Students in VSP Program Learn by Lending a Hand at SSD Sites
Dec. 2, 2020 – Despite a blustery couple of weeks in St. Louis County, you will be hard-pressed to find a stray leaf anywhere on the North Technical High School campus. That’s because, for the past several weeks, students in SSD’s Vocational Skills Program have been pitching in at landscaping and other duties around the campus.
The group of VSP students at North Tech would normally be working at Little Creek Nature Area in Florissant. This fall, they’re one of several teams that have found work sites at SSD locations, because many of their traditional sites remain closed or have limited capacity due to social distancing restrictions.
“Our goal is to help students find real-life vocational environments to practice those skills,” said Aimee Pullen, an SSD transition area coordinator. “With a lot of our sites having to close or limit the visitors that are allowed in their buildings due to COVID-19, we’ve had to seek out new environments for our students to learn.”
Students at the North Tech site are helping with landscaping, cleaning and even walking next door to Ackerman School to lend a hand running the school store.
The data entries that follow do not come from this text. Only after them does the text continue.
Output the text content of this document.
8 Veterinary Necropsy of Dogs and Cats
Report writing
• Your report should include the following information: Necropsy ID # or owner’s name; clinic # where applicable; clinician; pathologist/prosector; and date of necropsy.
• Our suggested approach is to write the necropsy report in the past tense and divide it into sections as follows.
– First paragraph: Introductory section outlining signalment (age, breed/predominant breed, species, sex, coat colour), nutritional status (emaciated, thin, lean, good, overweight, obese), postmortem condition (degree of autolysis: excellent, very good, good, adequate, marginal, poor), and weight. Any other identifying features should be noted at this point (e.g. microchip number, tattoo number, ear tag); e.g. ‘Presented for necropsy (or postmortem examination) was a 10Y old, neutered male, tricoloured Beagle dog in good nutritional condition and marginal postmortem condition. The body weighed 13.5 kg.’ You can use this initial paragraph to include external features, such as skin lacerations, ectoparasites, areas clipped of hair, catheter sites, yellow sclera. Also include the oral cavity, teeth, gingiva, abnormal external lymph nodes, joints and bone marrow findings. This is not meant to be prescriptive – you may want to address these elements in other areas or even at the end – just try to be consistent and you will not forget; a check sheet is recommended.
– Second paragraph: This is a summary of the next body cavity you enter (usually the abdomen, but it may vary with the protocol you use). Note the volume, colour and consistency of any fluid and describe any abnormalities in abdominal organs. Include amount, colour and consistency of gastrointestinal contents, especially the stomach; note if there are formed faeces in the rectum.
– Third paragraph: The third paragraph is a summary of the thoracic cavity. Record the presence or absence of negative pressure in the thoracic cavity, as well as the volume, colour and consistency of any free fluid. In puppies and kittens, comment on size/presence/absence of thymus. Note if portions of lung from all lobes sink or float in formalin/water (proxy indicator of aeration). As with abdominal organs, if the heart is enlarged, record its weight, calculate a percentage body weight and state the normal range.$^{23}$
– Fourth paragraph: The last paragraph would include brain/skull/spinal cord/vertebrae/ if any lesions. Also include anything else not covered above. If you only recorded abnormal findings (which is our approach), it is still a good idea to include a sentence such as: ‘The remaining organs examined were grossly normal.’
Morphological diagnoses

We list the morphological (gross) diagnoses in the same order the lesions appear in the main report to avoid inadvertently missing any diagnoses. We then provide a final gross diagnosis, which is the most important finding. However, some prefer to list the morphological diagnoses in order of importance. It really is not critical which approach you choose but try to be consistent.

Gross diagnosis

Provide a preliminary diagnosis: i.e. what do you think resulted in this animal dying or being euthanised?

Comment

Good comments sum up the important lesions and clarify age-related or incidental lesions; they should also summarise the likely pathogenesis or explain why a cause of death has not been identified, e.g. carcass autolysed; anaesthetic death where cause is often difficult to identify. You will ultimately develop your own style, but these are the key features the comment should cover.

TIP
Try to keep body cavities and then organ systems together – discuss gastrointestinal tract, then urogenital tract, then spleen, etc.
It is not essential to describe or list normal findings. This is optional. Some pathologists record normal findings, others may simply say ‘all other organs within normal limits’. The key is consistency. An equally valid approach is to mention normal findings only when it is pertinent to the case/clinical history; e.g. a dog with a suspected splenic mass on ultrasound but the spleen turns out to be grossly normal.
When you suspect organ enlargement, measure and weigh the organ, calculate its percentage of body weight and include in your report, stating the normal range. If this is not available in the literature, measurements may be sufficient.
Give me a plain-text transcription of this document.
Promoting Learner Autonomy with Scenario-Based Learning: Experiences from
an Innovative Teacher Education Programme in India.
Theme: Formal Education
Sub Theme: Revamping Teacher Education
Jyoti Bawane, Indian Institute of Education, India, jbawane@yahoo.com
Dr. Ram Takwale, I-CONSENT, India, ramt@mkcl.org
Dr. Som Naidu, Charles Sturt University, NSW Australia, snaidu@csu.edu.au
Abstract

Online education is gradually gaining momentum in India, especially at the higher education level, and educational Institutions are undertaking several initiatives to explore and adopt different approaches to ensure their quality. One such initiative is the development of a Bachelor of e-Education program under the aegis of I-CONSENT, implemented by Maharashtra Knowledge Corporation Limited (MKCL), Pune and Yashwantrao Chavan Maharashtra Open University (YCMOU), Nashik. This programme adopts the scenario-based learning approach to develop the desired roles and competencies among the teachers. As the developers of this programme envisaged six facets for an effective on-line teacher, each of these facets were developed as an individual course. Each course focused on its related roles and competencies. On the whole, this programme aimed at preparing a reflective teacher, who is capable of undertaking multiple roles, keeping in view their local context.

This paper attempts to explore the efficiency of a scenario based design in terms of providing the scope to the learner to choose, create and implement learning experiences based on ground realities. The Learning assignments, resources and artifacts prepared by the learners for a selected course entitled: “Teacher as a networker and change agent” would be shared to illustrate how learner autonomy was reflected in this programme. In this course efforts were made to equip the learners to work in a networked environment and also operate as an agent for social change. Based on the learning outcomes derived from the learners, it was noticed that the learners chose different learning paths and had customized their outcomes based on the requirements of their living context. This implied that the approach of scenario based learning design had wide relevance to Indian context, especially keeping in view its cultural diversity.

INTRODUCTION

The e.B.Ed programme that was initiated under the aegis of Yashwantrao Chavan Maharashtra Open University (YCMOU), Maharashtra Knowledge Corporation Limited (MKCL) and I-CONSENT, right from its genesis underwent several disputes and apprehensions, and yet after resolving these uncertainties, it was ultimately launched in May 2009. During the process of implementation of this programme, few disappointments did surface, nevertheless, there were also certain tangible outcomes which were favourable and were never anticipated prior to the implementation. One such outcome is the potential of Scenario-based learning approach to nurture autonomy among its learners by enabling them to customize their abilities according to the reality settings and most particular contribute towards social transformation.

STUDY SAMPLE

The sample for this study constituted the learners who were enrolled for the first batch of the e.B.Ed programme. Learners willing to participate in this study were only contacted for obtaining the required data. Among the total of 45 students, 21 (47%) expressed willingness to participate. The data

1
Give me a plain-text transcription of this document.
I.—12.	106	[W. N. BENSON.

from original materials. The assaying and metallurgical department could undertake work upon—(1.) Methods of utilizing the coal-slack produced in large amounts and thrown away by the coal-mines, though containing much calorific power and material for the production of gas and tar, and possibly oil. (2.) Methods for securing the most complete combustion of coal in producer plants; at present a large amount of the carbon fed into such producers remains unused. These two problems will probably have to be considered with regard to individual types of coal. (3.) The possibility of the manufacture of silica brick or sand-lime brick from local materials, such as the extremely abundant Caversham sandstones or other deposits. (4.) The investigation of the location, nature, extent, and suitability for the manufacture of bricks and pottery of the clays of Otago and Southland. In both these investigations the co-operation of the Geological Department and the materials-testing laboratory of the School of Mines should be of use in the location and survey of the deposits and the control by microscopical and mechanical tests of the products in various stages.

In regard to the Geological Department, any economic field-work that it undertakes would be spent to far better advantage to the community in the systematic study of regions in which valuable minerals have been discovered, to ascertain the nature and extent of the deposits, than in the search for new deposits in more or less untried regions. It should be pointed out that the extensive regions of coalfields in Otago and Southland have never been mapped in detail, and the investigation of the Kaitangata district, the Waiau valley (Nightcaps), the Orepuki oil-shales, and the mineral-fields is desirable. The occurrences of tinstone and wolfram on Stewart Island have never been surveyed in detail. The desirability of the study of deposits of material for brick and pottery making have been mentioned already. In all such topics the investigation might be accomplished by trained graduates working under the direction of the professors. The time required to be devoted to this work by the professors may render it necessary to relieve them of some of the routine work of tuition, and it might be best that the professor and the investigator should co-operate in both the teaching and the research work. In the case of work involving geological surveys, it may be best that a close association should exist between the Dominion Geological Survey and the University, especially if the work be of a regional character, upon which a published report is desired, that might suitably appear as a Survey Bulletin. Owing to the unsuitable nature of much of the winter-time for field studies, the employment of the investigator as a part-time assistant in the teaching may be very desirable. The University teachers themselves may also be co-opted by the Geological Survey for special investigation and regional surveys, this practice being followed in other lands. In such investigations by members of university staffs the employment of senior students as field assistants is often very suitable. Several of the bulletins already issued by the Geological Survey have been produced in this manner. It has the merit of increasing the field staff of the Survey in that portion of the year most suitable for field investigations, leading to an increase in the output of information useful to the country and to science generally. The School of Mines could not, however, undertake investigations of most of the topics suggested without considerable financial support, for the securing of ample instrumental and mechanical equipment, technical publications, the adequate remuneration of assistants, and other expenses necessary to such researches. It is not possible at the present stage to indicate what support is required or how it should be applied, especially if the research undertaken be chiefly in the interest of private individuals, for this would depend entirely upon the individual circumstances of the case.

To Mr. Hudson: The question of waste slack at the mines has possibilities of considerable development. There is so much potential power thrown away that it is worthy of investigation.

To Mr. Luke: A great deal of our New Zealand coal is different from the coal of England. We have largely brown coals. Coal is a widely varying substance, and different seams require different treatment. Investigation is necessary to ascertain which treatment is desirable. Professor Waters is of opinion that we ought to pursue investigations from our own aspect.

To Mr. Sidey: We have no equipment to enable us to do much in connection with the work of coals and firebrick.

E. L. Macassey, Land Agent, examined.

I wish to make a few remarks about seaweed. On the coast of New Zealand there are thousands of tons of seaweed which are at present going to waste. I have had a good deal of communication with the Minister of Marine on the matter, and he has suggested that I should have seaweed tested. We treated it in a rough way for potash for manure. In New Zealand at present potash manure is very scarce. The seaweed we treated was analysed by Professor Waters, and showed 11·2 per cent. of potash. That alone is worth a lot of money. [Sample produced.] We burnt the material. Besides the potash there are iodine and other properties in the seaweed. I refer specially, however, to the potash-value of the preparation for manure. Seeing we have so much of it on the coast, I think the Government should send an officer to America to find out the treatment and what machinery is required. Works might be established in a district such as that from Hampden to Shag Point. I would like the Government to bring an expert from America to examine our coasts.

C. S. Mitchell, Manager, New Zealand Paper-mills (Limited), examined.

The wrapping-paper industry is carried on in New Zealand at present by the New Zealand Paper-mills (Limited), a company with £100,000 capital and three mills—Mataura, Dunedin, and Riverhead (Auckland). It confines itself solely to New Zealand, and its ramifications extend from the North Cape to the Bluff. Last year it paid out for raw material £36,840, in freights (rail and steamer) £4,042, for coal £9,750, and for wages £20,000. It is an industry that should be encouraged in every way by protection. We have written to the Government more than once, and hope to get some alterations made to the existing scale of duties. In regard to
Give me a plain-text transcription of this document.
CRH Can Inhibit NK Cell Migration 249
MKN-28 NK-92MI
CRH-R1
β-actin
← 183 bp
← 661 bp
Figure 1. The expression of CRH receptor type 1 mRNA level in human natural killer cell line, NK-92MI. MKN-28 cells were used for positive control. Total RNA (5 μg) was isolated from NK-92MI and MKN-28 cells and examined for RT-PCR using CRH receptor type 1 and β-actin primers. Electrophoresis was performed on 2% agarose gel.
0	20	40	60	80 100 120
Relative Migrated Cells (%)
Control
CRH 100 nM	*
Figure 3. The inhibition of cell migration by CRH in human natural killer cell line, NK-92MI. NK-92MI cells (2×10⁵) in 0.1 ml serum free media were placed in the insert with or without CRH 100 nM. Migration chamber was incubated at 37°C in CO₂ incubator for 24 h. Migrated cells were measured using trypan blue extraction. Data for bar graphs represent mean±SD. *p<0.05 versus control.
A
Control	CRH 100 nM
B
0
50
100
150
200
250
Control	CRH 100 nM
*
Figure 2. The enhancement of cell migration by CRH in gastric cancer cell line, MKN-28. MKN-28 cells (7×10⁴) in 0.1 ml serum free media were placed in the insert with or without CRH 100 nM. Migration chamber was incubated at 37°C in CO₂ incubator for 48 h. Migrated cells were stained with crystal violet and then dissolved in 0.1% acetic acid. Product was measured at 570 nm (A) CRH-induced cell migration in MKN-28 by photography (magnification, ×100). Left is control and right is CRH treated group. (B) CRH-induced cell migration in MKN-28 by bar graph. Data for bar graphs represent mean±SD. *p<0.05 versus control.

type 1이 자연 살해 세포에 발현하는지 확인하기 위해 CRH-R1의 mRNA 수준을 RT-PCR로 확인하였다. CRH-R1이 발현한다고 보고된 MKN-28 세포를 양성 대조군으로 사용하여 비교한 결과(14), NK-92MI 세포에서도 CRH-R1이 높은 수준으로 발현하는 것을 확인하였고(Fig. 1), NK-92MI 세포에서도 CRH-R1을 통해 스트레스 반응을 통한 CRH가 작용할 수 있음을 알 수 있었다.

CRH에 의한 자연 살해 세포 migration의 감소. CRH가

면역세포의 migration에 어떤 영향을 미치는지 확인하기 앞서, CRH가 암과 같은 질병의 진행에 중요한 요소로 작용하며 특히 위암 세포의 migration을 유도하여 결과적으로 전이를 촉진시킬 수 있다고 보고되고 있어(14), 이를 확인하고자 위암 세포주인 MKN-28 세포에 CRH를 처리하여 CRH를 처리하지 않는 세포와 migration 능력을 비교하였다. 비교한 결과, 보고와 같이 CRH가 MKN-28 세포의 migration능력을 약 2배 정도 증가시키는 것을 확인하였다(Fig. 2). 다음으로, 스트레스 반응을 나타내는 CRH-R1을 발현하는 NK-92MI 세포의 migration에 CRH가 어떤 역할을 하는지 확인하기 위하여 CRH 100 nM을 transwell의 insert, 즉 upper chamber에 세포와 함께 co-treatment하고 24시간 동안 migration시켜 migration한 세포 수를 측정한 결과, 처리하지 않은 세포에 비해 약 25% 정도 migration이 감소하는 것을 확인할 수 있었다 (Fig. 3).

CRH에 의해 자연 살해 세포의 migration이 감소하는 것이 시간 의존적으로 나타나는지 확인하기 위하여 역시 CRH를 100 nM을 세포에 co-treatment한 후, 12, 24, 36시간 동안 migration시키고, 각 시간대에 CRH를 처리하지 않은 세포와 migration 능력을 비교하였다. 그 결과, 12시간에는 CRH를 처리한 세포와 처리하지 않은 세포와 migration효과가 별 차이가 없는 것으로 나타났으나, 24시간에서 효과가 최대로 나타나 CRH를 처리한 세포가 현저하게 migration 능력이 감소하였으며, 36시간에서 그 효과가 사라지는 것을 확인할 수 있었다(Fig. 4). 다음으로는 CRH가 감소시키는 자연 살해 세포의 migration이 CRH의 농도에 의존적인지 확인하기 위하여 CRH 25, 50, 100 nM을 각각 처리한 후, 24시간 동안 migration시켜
“Typically, at their normal VSP site location, they would be doing a lot of landscaping work,” said Joe Schappe, a teacher in the VSP program. “So, what we’ve tried to do is incorporate that into their role here on the North Tech campus.”
As they meet staff around the building, they’ve been able to find new ways to develop their skills.
“I will tell you the staff here has been very open to allow us to come into their different areas,” Schappe said. “I know I’ve spoken with the automotive teacher, and he has said he’d let them vacuum or wash cars if they want to try that.”
The key to finding work sites and tasks for students is ensuring that it provides students with a way to develop important vocational skills.
“So far, they’ve been able to find jobs for our students to do—jobs that are meaningful,” said Laura Bedo, an SSD transition area coordinator.
In many cases, students are lending a hand with job responsibilities that are new to the buildings due to the pandemic.
“We’ve been helping with technology pickup,” said Rachael Blake, a special education teacher who works with students at SSD’s Central Office. “We’ve been handing out laptops to paraprofessionals from across the county.”
While many of these roles may not be what students have done in the past, they are able to take this opportunity and run with it.
“They’re working on their interpersonal communication skills,” Blake said. “We have a checklist where they will ask questions and write down answers so we can locate the technology that is needed. They will repeat that process so they’re working on things that could transfer to other jobs in the building or in their future.”
For the students, it’s an opportunity to try new things and meet new people, but it’s also a time to get things done.
“I’ve enjoyed being at North Tech,” said Reece, a student at the North Tech VSP site. “My dad actually graduated from North Tech. My favorite task has just been cleaning the lockers. I like that I could clean it, see if I made a mistake, and then I could correct it if I needed to.”
It is an experience that students seem to enjoy.
“All of the students have been able to jump right in and get started,” Blake said. “They all say they’re excited to be here.”
That may go double for the staff.
“At a lot of these locations, they’re the only students in the building,” Bedo said. “Staff say they enjoy seeing the students’ faces and seeing how independently they can work.”